Tras la polémica, el creador aseguró que nunca ocultó su calvicie y que el uso de prótesis capilares formaba parte de su estrategia estética. El episodio evidenció hasta qué punto la construcción de la identidad visual en internet puede convertirse en objeto de escrutinio masivo.


¿Está llegando el lookmaxxing a España?

En España, el lookmaxxing no ha alcanzado el nivel de organización de comunidades especializadas que existe en Estados Unidos o Reino Unido. Sin embargo, clínicas estéticas y expertos en imagen observan cómo parte de esta cultura se ha filtrado en lo que algunos denominan “Cultura del bienestar 2.0”.

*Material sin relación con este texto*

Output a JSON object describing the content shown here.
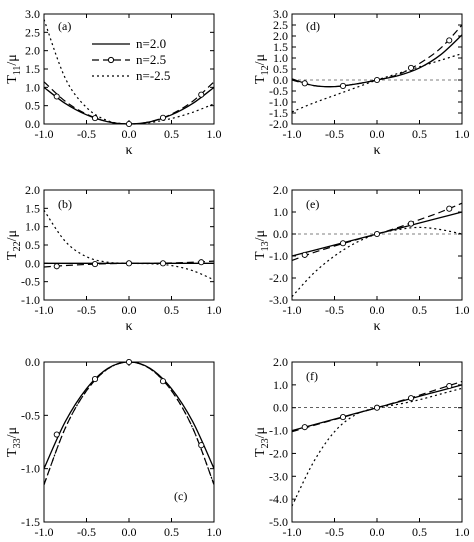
{
  "chart_data": [
    {
      "type": "line",
      "panel_label": "(a)",
      "xlabel": "κ",
      "ylabel_main": "T",
      "ylabel_sub": "11",
      "ylabel_tail": "/μ",
      "xlim": [
        -1.0,
        1.0
      ],
      "ylim": [
        0.0,
        3.0
      ],
      "xticks": [
        "-1.0",
        "-0.5",
        "0.0",
        "0.5",
        "1.0"
      ],
      "yticks": [
        "0.0",
        "0.5",
        "1.0",
        "1.5",
        "2.0",
        "2.5",
        "3.0"
      ],
      "x": [
        -1.0,
        -0.75,
        -0.5,
        -0.25,
        0.0,
        0.25,
        0.5,
        0.75,
        1.0
      ],
      "series": [
        {
          "name": "n=2.0",
          "style": "solid",
          "values": [
            1.0,
            0.56,
            0.25,
            0.06,
            0.0,
            0.06,
            0.25,
            0.56,
            1.0
          ]
        },
        {
          "name": "n=2.5",
          "style": "dashed",
          "values": [
            1.15,
            0.62,
            0.27,
            0.065,
            0.0,
            0.065,
            0.27,
            0.62,
            1.15
          ]
        },
        {
          "name": "n=-2.5",
          "style": "dotted",
          "values": [
            2.85,
            1.25,
            0.45,
            0.09,
            0.0,
            0.04,
            0.15,
            0.32,
            0.55
          ]
        }
      ],
      "markers": [
        {
          "x": -0.85,
          "y": 0.75
        },
        {
          "x": -0.4,
          "y": 0.16
        },
        {
          "x": 0.0,
          "y": 0.0
        },
        {
          "x": 0.4,
          "y": 0.17
        },
        {
          "x": 0.85,
          "y": 0.8
        }
      ]
    },
    {
      "type": "line",
      "panel_label": "(d)",
      "xlabel": "κ",
      "ylabel_main": "T",
      "ylabel_sub": "12",
      "ylabel_tail": "/μ",
      "xlim": [
        -1.0,
        1.0
      ],
      "ylim": [
        -2.0,
        3.0
      ],
      "xticks": [
        "-1.0",
        "-0.5",
        "0.0",
        "0.5",
        "1.0"
      ],
      "yticks": [
        "-2.0",
        "-1.5",
        "-1.0",
        "-0.5",
        "0.0",
        "0.5",
        "1.0",
        "1.5",
        "2.0",
        "2.5",
        "3.0"
      ],
      "x": [
        -1.0,
        -0.75,
        -0.5,
        -0.25,
        0.0,
        0.25,
        0.5,
        0.75,
        1.0
      ],
      "series": [
        {
          "name": "n=2.0",
          "style": "solid",
          "values": [
            0.05,
            -0.25,
            -0.3,
            -0.18,
            0.0,
            0.2,
            0.55,
            1.15,
            2.05
          ]
        },
        {
          "name": "n=2.5",
          "style": "dashed",
          "values": [
            0.0,
            -0.25,
            -0.3,
            -0.18,
            0.0,
            0.25,
            0.75,
            1.45,
            2.5
          ]
        },
        {
          "name": "n=-2.5",
          "style": "dotted",
          "values": [
            -1.45,
            -1.05,
            -0.7,
            -0.35,
            0.0,
            0.3,
            0.6,
            0.9,
            1.2
          ]
        }
      ],
      "markers": [
        {
          "x": -0.85,
          "y": -0.15
        },
        {
          "x": -0.4,
          "y": -0.27
        },
        {
          "x": 0.0,
          "y": 0.0
        },
        {
          "x": 0.4,
          "y": 0.55
        },
        {
          "x": 0.85,
          "y": 1.8
        }
      ]
    },
    {
      "type": "line",
      "panel_label": "(b)",
      "xlabel": "κ",
      "ylabel_main": "T",
      "ylabel_sub": "22",
      "ylabel_tail": "/μ",
      "xlim": [
        -1.0,
        1.0
      ],
      "ylim": [
        -1.0,
        2.0
      ],
      "xticks": [
        "-1.0",
        "-0.5",
        "0.0",
        "0.5",
        "1.0"
      ],
      "yticks": [
        "-1.0",
        "-0.5",
        "0.0",
        "0.5",
        "1.0",
        "1.5",
        "2.0"
      ],
      "x": [
        -1.0,
        -0.75,
        -0.5,
        -0.25,
        0.0,
        0.25,
        0.5,
        0.75,
        1.0
      ],
      "series": [
        {
          "name": "n=2.0",
          "style": "solid",
          "values": [
            0.0,
            0.0,
            0.0,
            0.0,
            0.0,
            0.0,
            0.0,
            0.0,
            0.0
          ]
        },
        {
          "name": "n=2.5",
          "style": "dashed",
          "values": [
            -0.1,
            -0.06,
            -0.03,
            -0.01,
            0.0,
            0.0,
            0.01,
            0.03,
            0.06
          ]
        },
        {
          "name": "n=-2.5",
          "style": "dotted",
          "values": [
            1.45,
            0.6,
            0.18,
            0.03,
            0.0,
            -0.01,
            -0.06,
            -0.2,
            -0.45
          ]
        }
      ],
      "markers": [
        {
          "x": -0.85,
          "y": -0.08
        },
        {
          "x": -0.4,
          "y": -0.02
        },
        {
          "x": 0.0,
          "y": 0.0
        },
        {
          "x": 0.4,
          "y": 0.0
        },
        {
          "x": 0.85,
          "y": 0.03
        }
      ]
    },
    {
      "type": "line",
      "panel_label": "(e)",
      "xlabel": "κ",
      "ylabel_main": "T",
      "ylabel_sub": "13",
      "ylabel_tail": "/μ",
      "xlim": [
        -1.0,
        1.0
      ],
      "ylim": [
        -3.0,
        2.0
      ],
      "xticks": [
        "-1.0",
        "-0.5",
        "0.0",
        "0.5",
        "1.0"
      ],
      "yticks": [
        "-3.0",
        "-2.0",
        "-1.0",
        "0.0",
        "1.0",
        "2.0"
      ],
      "x": [
        -1.0,
        -0.75,
        -0.5,
        -0.25,
        0.0,
        0.25,
        0.5,
        0.75,
        1.0
      ],
      "series": [
        {
          "name": "n=2.0",
          "style": "solid",
          "values": [
            -1.0,
            -0.75,
            -0.5,
            -0.25,
            0.0,
            0.25,
            0.5,
            0.75,
            1.0
          ]
        },
        {
          "name": "n=2.5",
          "style": "dashed",
          "values": [
            -1.2,
            -0.85,
            -0.55,
            -0.27,
            0.0,
            0.3,
            0.65,
            1.0,
            1.4
          ]
        },
        {
          "name": "n=-2.5",
          "style": "dotted",
          "values": [
            -2.85,
            -1.8,
            -1.0,
            -0.4,
            0.0,
            0.2,
            0.3,
            0.2,
            0.0
          ]
        }
      ],
      "markers": [
        {
          "x": -0.85,
          "y": -0.95
        },
        {
          "x": -0.4,
          "y": -0.42
        },
        {
          "x": 0.0,
          "y": 0.0
        },
        {
          "x": 0.4,
          "y": 0.47
        },
        {
          "x": 0.85,
          "y": 1.15
        }
      ]
    },
    {
      "type": "line",
      "panel_label": "(c)",
      "xlabel": "κ",
      "ylabel_main": "T",
      "ylabel_sub": "33",
      "ylabel_tail": "/μ",
      "xlim": [
        -1.0,
        1.0
      ],
      "ylim": [
        -1.5,
        0.0
      ],
      "xticks": [
        "-1.0",
        "-0.5",
        "0.0",
        "0.5",
        "1.0"
      ],
      "yticks": [
        "-1.5",
        "-1.0",
        "-0.5",
        "0.0"
      ],
      "x": [
        -1.0,
        -0.75,
        -0.5,
        -0.25,
        0.0,
        0.25,
        0.5,
        0.75,
        1.0
      ],
      "series": [
        {
          "name": "n=2.0",
          "style": "solid",
          "values": [
            -1.0,
            -0.56,
            -0.25,
            -0.06,
            0.0,
            -0.06,
            -0.25,
            -0.56,
            -1.0
          ]
        },
        {
          "name": "n=2.5",
          "style": "dashed",
          "values": [
            -1.15,
            -0.62,
            -0.27,
            -0.065,
            0.0,
            -0.065,
            -0.27,
            -0.62,
            -1.15
          ]
        },
        {
          "name": "n=-2.5",
          "style": "dotted",
          "values": [
            -1.15,
            -0.62,
            -0.27,
            -0.065,
            0.0,
            -0.065,
            -0.27,
            -0.62,
            -1.15
          ]
        }
      ],
      "markers": [
        {
          "x": -0.85,
          "y": -0.68
        },
        {
          "x": -0.4,
          "y": -0.16
        },
        {
          "x": 0.0,
          "y": 0.0
        },
        {
          "x": 0.4,
          "y": -0.18
        },
        {
          "x": 0.85,
          "y": -0.78
        }
      ]
    },
    {
      "type": "line",
      "panel_label": "(f)",
      "xlabel": "κ",
      "ylabel_main": "T",
      "ylabel_sub": "23",
      "ylabel_tail": "/μ",
      "xlim": [
        -1.0,
        1.0
      ],
      "ylim": [
        -5.0,
        2.0
      ],
      "xticks": [
        "-1.0",
        "-0.5",
        "0.0",
        "0.5",
        "1.0"
      ],
      "yticks": [
        "-5.0",
        "-4.0",
        "-3.0",
        "-2.0",
        "-1.0",
        "0.0",
        "1.0",
        "2.0"
      ],
      "x": [
        -1.0,
        -0.75,
        -0.5,
        -0.25,
        0.0,
        0.25,
        0.5,
        0.75,
        1.0
      ],
      "series": [
        {
          "name": "n=2.0",
          "style": "solid",
          "values": [
            -1.0,
            -0.75,
            -0.5,
            -0.25,
            0.0,
            0.25,
            0.5,
            0.75,
            1.0
          ]
        },
        {
          "name": "n=2.5",
          "style": "dashed",
          "values": [
            -1.05,
            -0.78,
            -0.52,
            -0.26,
            0.0,
            0.27,
            0.55,
            0.85,
            1.15
          ]
        },
        {
          "name": "n=-2.5",
          "style": "dotted",
          "values": [
            -4.3,
            -2.4,
            -1.05,
            -0.3,
            0.0,
            0.15,
            0.35,
            0.6,
            0.85
          ]
        }
      ],
      "markers": [
        {
          "x": -0.85,
          "y": -0.85
        },
        {
          "x": -0.4,
          "y": -0.41
        },
        {
          "x": 0.0,
          "y": 0.0
        },
        {
          "x": 0.4,
          "y": 0.42
        },
        {
          "x": 0.85,
          "y": 0.95
        }
      ]
    }
  ],
  "legend": {
    "entries": [
      {
        "label": "n=2.0",
        "style": "solid"
      },
      {
        "label": "n=2.5",
        "style": "dashed"
      },
      {
        "label": "n=-2.5",
        "style": "dotted"
      }
    ]
  }
}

Muchos jóvenes adoptan hábitos como:

  • Entrenamiento físico orientado a rasgos “masculinizados”.

  • Rutinas avanzadas de cuidado facial.

  • Interés por tratamientos de masculinización facial.

  • Optimización de estilo y lenguaje corporal.

No obstante, la mayoría lo hace sin adherirse a los postulados más extremos del movimiento original.


Más allá de la estética: una cuestión cultural

El auge del lookmaxxing no solo habla de belleza, sino también de cómo las redes sociales están redefiniendo los estándares de masculinidad. En un entorno digital donde la imagen es moneda de cambio, maximizar el atractivo puede convertirse en una forma de capital social.

La pregunta que plantean psicólogos y sociólogos no es si cuidar la apariencia es positivo —algo ampliamente aceptado—, sino hasta qué punto la obsesión por optimizar cada rasgo físico puede afectar a la autoestima y la salud mental.

En la era de la hiperexposición digital, el espejo ya no está solo en casa: está en la pantalla.